Ich danke für die Begeisterung für die Pathologie, insbesondere für die
Elektronenmikroskopie, die ich, als Klinikerin, stets durch ihn erfahren habe.
Ich bedanke mich sehr herzlich bei Herrn Prof. Dr. Stephan Neumann für die
Hilfestellung bei der Umsetzung dieser Dissertation, sowohl in fachlichen Fragen und
wissenschaftlichen Diskussionen als auch für die freundschaftliche Unterstützung.
Danke an Frau Prof. Dr. Marion Hewicker-Trautwein für die Bereitschaft, das
Zweitgutachten zu erstellen.
Darüberhinaus danke ich den Mitarbeitern der Abteilung Medizinische Statistik der
Universität Göttingen, insbesondere Frau Dr. Katharina Lange, Herrn Simon
Schneider und Herrn Thomas Asendorf, für die statistische Auswertung meiner
Daten.
Ich danke allen Mitarbeitern der Kleintierklinik des Tierärztlichen Institutes bei der
Durchführung und Umsetzung dieses Vorhabens. Insbesondere danke ich Uta,
Wendy und Sonja für Ihren Zuspruch, ihre Hilfsbereitschaft und Freundschaft. Ganz
besonders möchte ich Almuth für ihre Ideen und die Unterstützung im Hinblick auf
die Dissertation danken, insbesondere für die Freundschaft, die Diskussionen und
wertvollen Gespräche in allen Lebenslagen über all die Jahre. Danke.
Danksagung 193
Die Abteilung Infektionspathologie des Deutschen Primatenzentrums mit all ihren
Mitarbeitern hat mich immer herzlich aufgenommen - ich danke Euch. Ich danke Dr.

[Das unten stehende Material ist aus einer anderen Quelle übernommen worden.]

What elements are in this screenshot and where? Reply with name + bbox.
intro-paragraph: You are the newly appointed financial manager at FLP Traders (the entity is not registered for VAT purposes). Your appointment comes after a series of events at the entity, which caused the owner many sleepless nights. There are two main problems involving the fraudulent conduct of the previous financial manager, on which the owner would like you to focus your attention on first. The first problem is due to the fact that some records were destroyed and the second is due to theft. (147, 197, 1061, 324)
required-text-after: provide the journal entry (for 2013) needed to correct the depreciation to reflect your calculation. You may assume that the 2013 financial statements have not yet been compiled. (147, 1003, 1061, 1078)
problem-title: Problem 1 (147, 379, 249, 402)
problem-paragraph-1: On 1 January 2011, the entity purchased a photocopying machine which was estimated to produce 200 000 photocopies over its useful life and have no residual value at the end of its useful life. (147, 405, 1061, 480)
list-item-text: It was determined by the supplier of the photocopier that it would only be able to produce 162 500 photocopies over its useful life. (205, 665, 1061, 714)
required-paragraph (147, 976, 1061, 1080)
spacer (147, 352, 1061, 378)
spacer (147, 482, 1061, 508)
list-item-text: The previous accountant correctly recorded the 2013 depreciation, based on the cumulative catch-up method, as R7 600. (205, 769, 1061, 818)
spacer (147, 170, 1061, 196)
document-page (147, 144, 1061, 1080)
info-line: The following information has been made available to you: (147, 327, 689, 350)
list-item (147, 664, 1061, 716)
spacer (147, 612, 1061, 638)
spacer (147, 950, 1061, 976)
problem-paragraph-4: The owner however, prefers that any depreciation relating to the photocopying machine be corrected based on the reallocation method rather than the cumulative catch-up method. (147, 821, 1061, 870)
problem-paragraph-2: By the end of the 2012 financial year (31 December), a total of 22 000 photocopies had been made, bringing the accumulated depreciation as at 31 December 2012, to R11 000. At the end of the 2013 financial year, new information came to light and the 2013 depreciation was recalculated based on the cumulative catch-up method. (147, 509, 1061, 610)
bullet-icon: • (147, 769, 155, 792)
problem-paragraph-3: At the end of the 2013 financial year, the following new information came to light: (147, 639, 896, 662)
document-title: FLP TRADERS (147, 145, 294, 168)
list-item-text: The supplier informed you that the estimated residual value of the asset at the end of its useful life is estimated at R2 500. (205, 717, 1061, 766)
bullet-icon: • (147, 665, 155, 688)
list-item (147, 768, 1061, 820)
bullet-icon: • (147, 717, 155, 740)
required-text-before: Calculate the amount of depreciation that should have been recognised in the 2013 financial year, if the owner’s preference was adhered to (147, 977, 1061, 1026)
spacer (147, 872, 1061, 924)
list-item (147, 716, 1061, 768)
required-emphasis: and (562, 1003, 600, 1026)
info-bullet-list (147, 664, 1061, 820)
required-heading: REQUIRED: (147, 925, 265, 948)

Martina Zöller für die wertvollen Hinweise zur Lichtmikroskopie und der
fotografischen Erfasssung der histologischen Befunde. Frau PD Dr. Martina
Schlumbohm für Ratschläge und Ideen hinsichtlich der Statistik dieser Arbeit und
Frau Stephanie Heiduck für die Hilfe bei der Beschaffung sehr ausgefallener
Literaturquellen. Besonders möchte ich Frau Nadine Schminke meinen Dank
aussprechen, die mit fachkundigem Rat und großem Engagement an der Umsetzung
dieses Projektes beteiligt war. Ebenso geht ein großes Dankeschön an Frau Kaiser-
Jarry für ihre Hilfe bei der Umsetzung der Arbeit. Ich werde sie in wertvoller
Erinnerung behalten. Ebenfalls danke ich sehr herzlich Anne Gereke für die
abschließende sorgfältige Durchsicht der Dissertation.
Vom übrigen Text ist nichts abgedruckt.